NEW YORK (TheStreet) -- Westamerica (Nasdaq:WABC) has been downgraded by TheStreet Ratings from buy to hold. The company's strengths can be seen in multiple areas, such as its expanding profit margins, good cash flow from operations and notable return on equity. However, as a counter to these strengths, we also find weaknesses including a generally disappointing performance in the stock itself, feeble growth in the company's earnings per share and deteriorating net income. Highlights from the ratings report include:
- The gross profit margin for WESTAMERICA BANCORPORATION is currently very high, coming in at 92.80%. It has increased from the same quarter the previous year. Along with this, the net profit margin of 31.10% significantly outperformed against the industry average.
- Net operating cash flow has significantly increased by 1012.54% to $29.35 million when compared to the same quarter last year. In addition, WESTAMERICA BANCORPORATION has also vastly surpassed the industry average cash flow growth rate of -37.48%.
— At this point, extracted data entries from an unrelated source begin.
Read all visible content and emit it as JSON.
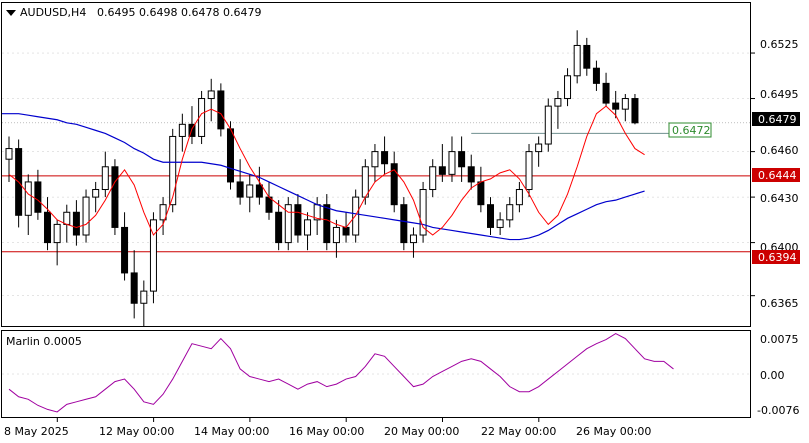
{
  "header": {
    "symbol_tf": "AUDUSD,H4",
    "ohlc": "0.6495 0.6498 0.6478 0.6479"
  },
  "indicator": {
    "name": "Marlin 0.0005",
    "axis_labels": [
      "0.0075",
      "0.00",
      "-0.0076"
    ]
  },
  "price_axis": {
    "labels": [
      "0.6525",
      "0.6495",
      "0.6460",
      "0.6430",
      "0.6400",
      "0.6365"
    ]
  },
  "time_axis": {
    "labels": [
      "8 May 2025",
      "12 May 00:00",
      "14 May 00:00",
      "16 May 00:00",
      "20 May 00:00",
      "22 May 00:00",
      "26 May 00:00"
    ]
  },
  "badges": {
    "current_price": "0.6479",
    "level_high": "0.6444",
    "level_low": "0.6394",
    "target": "0.6472"
  },
  "colors": {
    "background": "#ffffff",
    "candle": "#000000",
    "ma_fast": "#ff0000",
    "ma_slow": "#0000cd",
    "level_line": "#cc0000",
    "target_line": "#6f8f8f",
    "target_badge": "#2e8b2e",
    "oscillator": "#a000a0",
    "grid": "#c8c8c8"
  },
  "chart_data": {
    "type": "candlestick",
    "symbol": "AUDUSD",
    "timeframe": "H4",
    "ylim": [
      0.6345,
      0.6558
    ],
    "horizontal_levels": [
      0.6444,
      0.6394
    ],
    "target_level": 0.6472,
    "candles": [
      [
        0.6455,
        0.647,
        0.644,
        0.6462
      ],
      [
        0.6462,
        0.6468,
        0.641,
        0.6418
      ],
      [
        0.6418,
        0.6445,
        0.6405,
        0.644
      ],
      [
        0.644,
        0.6448,
        0.6415,
        0.642
      ],
      [
        0.642,
        0.643,
        0.6395,
        0.64
      ],
      [
        0.64,
        0.6415,
        0.6385,
        0.6412
      ],
      [
        0.6412,
        0.6425,
        0.64,
        0.642
      ],
      [
        0.642,
        0.6428,
        0.6398,
        0.6405
      ],
      [
        0.6405,
        0.6435,
        0.64,
        0.643
      ],
      [
        0.643,
        0.644,
        0.642,
        0.6435
      ],
      [
        0.6435,
        0.646,
        0.643,
        0.645
      ],
      [
        0.645,
        0.6455,
        0.6405,
        0.641
      ],
      [
        0.641,
        0.642,
        0.6375,
        0.638
      ],
      [
        0.638,
        0.6395,
        0.635,
        0.636
      ],
      [
        0.636,
        0.6375,
        0.6345,
        0.6368
      ],
      [
        0.6368,
        0.642,
        0.636,
        0.6415
      ],
      [
        0.6415,
        0.643,
        0.6405,
        0.6425
      ],
      [
        0.6425,
        0.6475,
        0.642,
        0.647
      ],
      [
        0.647,
        0.6485,
        0.646,
        0.6478
      ],
      [
        0.6478,
        0.649,
        0.6465,
        0.647
      ],
      [
        0.647,
        0.65,
        0.6465,
        0.6495
      ],
      [
        0.6495,
        0.6508,
        0.648,
        0.65
      ],
      [
        0.65,
        0.6505,
        0.647,
        0.6475
      ],
      [
        0.6475,
        0.648,
        0.6435,
        0.644
      ],
      [
        0.644,
        0.6455,
        0.6425,
        0.643
      ],
      [
        0.643,
        0.6445,
        0.642,
        0.6438
      ],
      [
        0.6438,
        0.645,
        0.6425,
        0.643
      ],
      [
        0.643,
        0.644,
        0.6415,
        0.642
      ],
      [
        0.642,
        0.6428,
        0.6395,
        0.64
      ],
      [
        0.64,
        0.643,
        0.6395,
        0.6425
      ],
      [
        0.6425,
        0.6432,
        0.64,
        0.6405
      ],
      [
        0.6405,
        0.642,
        0.6395,
        0.6415
      ],
      [
        0.6415,
        0.643,
        0.6405,
        0.6425
      ],
      [
        0.6425,
        0.6432,
        0.6395,
        0.64
      ],
      [
        0.64,
        0.6415,
        0.639,
        0.641
      ],
      [
        0.641,
        0.642,
        0.64,
        0.6405
      ],
      [
        0.6405,
        0.6435,
        0.64,
        0.643
      ],
      [
        0.643,
        0.6455,
        0.6425,
        0.645
      ],
      [
        0.645,
        0.6465,
        0.644,
        0.646
      ],
      [
        0.646,
        0.647,
        0.6445,
        0.6452
      ],
      [
        0.6452,
        0.646,
        0.642,
        0.6425
      ],
      [
        0.6425,
        0.643,
        0.6395,
        0.64
      ],
      [
        0.64,
        0.641,
        0.639,
        0.6405
      ],
      [
        0.6405,
        0.644,
        0.64,
        0.6435
      ],
      [
        0.6435,
        0.6455,
        0.643,
        0.645
      ],
      [
        0.645,
        0.6465,
        0.644,
        0.6445
      ],
      [
        0.6445,
        0.647,
        0.644,
        0.646
      ],
      [
        0.646,
        0.647,
        0.644,
        0.645
      ],
      [
        0.645,
        0.6458,
        0.6435,
        0.644
      ],
      [
        0.644,
        0.645,
        0.642,
        0.6425
      ],
      [
        0.6425,
        0.643,
        0.6405,
        0.641
      ],
      [
        0.641,
        0.642,
        0.6405,
        0.6415
      ],
      [
        0.6415,
        0.643,
        0.641,
        0.6425
      ],
      [
        0.6425,
        0.644,
        0.642,
        0.6435
      ],
      [
        0.6435,
        0.6465,
        0.643,
        0.646
      ],
      [
        0.646,
        0.647,
        0.645,
        0.6465
      ],
      [
        0.6465,
        0.6495,
        0.646,
        0.649
      ],
      [
        0.649,
        0.65,
        0.6475,
        0.6495
      ],
      [
        0.6495,
        0.6515,
        0.649,
        0.651
      ],
      [
        0.651,
        0.654,
        0.6505,
        0.653
      ],
      [
        0.653,
        0.6535,
        0.651,
        0.6515
      ],
      [
        0.6515,
        0.652,
        0.65,
        0.6505
      ],
      [
        0.6505,
        0.6512,
        0.649,
        0.6492
      ],
      [
        0.6492,
        0.65,
        0.6482,
        0.6488
      ],
      [
        0.6488,
        0.6498,
        0.648,
        0.6495
      ],
      [
        0.6495,
        0.6498,
        0.6478,
        0.6479
      ]
    ],
    "ma_fast": [
      0.6445,
      0.644,
      0.6432,
      0.6428,
      0.6422,
      0.6415,
      0.6412,
      0.641,
      0.6412,
      0.6418,
      0.6428,
      0.644,
      0.6448,
      0.6438,
      0.642,
      0.6405,
      0.6412,
      0.643,
      0.6455,
      0.6475,
      0.6485,
      0.6488,
      0.6485,
      0.6475,
      0.6462,
      0.645,
      0.644,
      0.643,
      0.6425,
      0.642,
      0.642,
      0.6418,
      0.6416,
      0.6415,
      0.6412,
      0.641,
      0.6418,
      0.643,
      0.644,
      0.6445,
      0.6448,
      0.644,
      0.6428,
      0.641,
      0.6405,
      0.641,
      0.6418,
      0.6428,
      0.6436,
      0.644,
      0.6442,
      0.6446,
      0.6448,
      0.6442,
      0.6432,
      0.642,
      0.6412,
      0.6418,
      0.6432,
      0.645,
      0.647,
      0.6485,
      0.649,
      0.6484,
      0.6472,
      0.6462,
      0.6458
    ],
    "ma_slow": [
      0.6485,
      0.6485,
      0.6484,
      0.6483,
      0.6482,
      0.6481,
      0.6479,
      0.6478,
      0.6476,
      0.6474,
      0.6472,
      0.6469,
      0.6466,
      0.6462,
      0.6459,
      0.6455,
      0.6453,
      0.6453,
      0.6453,
      0.6453,
      0.6453,
      0.6452,
      0.6451,
      0.6449,
      0.6447,
      0.6445,
      0.6443,
      0.644,
      0.6437,
      0.6434,
      0.6431,
      0.6428,
      0.6425,
      0.6423,
      0.6421,
      0.642,
      0.6419,
      0.6418,
      0.6417,
      0.6416,
      0.6415,
      0.6414,
      0.6413,
      0.6412,
      0.641,
      0.6409,
      0.6408,
      0.6407,
      0.6406,
      0.6405,
      0.6404,
      0.6403,
      0.6402,
      0.6402,
      0.6403,
      0.6405,
      0.6408,
      0.6412,
      0.6416,
      0.6419,
      0.6422,
      0.6425,
      0.6427,
      0.6428,
      0.643,
      0.6432,
      0.6434
    ],
    "oscillator": {
      "ylim": [
        -0.0085,
        0.0085
      ],
      "values": [
        -0.003,
        -0.0045,
        -0.005,
        -0.0062,
        -0.007,
        -0.0075,
        -0.006,
        -0.0055,
        -0.005,
        -0.0045,
        -0.003,
        -0.0015,
        -0.001,
        -0.003,
        -0.0055,
        -0.006,
        -0.004,
        -0.001,
        0.0025,
        0.006,
        0.0055,
        0.005,
        0.007,
        0.005,
        0.001,
        -0.0005,
        -0.001,
        -0.0015,
        -0.001,
        -0.002,
        -0.003,
        -0.002,
        -0.0015,
        -0.0025,
        -0.002,
        -0.001,
        -0.0005,
        0.0015,
        0.004,
        0.0035,
        0.0015,
        -0.0005,
        -0.0025,
        -0.002,
        -0.0005,
        0.0005,
        0.0015,
        0.0025,
        0.003,
        0.0025,
        0.001,
        -0.0005,
        -0.0025,
        -0.0035,
        -0.0035,
        -0.0025,
        -0.001,
        0.0005,
        0.002,
        0.0035,
        0.005,
        0.006,
        0.0068,
        0.008,
        0.007,
        0.005,
        0.003,
        0.0025,
        0.0025,
        0.001
      ]
    }
  }
}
- WABC, with its decline in revenue, underperformed when compared the industry average of 20.7%. Since the same quarter one year prior, revenues slightly dropped by 3.5%. The declining revenue appears to have seeped down to the company's bottom line, decreasing earnings per share.
- WESTAMERICA BANCORPORATION's earnings per share declined by 7.5% in the most recent quarter compared to the same quarter a year ago. Earnings per share have declined over the last year. We anticipate that this should continue in the coming year. During the past fiscal year, WESTAMERICA BANCORPORATION reported lower earnings of $3.22 versus $4.15 in the prior year. For the next year, the market is expecting a contraction of 3.1% in earnings ($3.12 versus $3.22).
- The company, on the basis of change in net income from the same quarter one year ago, has significantly underperformed when compared to that of the S&P 500 and the Commercial Banks industry. The net income has decreased by 9.7% when compared to the same quarter one year ago, dropping from $23.56 million to $21.27 million.